Chile's Economy: From Growth to Deceleration, 1999-2017

March 30, 2017 - 12:00 pm

Colloquium
New Dynamics in the Western Hemisphere

Room 9206/07 (The Graduate Center, CUNY)

Chile's Economy: From Growth to Deceleration, 1999-2017

Ricardo Ffrench-Davis, University of Chile
Since 1999, the performance of the Chilean economy has been shaped by trade and capital account shocks. These were negative in the early 2000s and, except for the peak of contagion from the 2008-09 global crisis, positive in 2004-13. Negative shocks returned in 2013. Ffrench-Davis will discuss these and related challenges for the Chilean economy.

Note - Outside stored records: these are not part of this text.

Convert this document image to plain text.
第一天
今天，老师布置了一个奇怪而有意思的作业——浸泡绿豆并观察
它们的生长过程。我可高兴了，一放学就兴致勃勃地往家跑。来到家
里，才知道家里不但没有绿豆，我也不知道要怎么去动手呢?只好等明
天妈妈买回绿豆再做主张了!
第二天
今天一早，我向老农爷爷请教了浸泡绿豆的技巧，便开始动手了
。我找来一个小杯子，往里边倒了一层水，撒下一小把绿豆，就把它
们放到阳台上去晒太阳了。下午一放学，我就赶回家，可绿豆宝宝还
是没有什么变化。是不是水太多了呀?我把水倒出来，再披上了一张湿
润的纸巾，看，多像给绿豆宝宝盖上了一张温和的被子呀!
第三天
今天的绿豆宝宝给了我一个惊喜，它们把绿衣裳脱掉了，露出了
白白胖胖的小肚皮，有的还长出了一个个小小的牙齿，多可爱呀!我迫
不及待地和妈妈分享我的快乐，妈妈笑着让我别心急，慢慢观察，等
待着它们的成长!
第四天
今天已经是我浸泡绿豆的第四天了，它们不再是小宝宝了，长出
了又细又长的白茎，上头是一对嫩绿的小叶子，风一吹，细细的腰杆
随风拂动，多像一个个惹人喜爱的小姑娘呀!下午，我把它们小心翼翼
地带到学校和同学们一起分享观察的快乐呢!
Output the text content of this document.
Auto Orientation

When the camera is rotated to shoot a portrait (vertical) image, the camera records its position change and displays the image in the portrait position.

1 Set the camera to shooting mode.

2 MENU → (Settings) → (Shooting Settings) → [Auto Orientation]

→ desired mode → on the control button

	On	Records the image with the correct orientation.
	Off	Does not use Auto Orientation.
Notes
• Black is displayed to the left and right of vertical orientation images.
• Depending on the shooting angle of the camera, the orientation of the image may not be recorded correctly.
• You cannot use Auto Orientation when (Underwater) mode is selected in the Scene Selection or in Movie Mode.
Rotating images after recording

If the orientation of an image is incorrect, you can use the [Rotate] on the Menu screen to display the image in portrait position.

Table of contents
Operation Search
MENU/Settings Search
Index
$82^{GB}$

Discussant: Jonathan Conning, Hunter College, CUNY

Ricardo Ffrench-Davis Ricardo Ffrench-Davis (Ph.D., University of Chicago) is Professor of Economics at the University of Chile. Founding member of CIEPLAN, he later joined the Chilean Central Bank (1990-1992). He has taught at Oxford University, Boston University, Stanford, Universidad Complutense (Madrid), and other higher education centers in Spain, France, Italy, and Sweden. Ffrench-Davis is author or co-author of 21 books and more than 130 technical essays on the international economy, economic development, and the economies of Chile and Latin America. His works have been translated into 9 languages in more than 20 countries and he has been part of editorial boards in El Trimestre Económico, Latin American Research Review, Revue d’Economie du Developpement, Revista del Banco Central de Chile, Quórum de la Universidad de Alcalá de Henares y Foreign Affairs en español.

Jonathan Conning Jonathan Conning (Ph.D., Yale University) is an Associate Professor of Economics at Hunter College and The Graduate Center and an affiliate at NYU’s Financial Access Initiative. His research interests center on microeconomics and the economics of property rights and contracts in development, trade and political economy. His writing has explored the structure and operation of rural financial markets (in Chile and elsewhere), microfinance and social investment, agrarian organization, property rights reforms, and economic history. Raised in Chile, he has remained a regular visitor to the country, on several occasions as a visiting researcher or Fulbright Scholar at the University of Chile’s Centro de Economía Aplicada.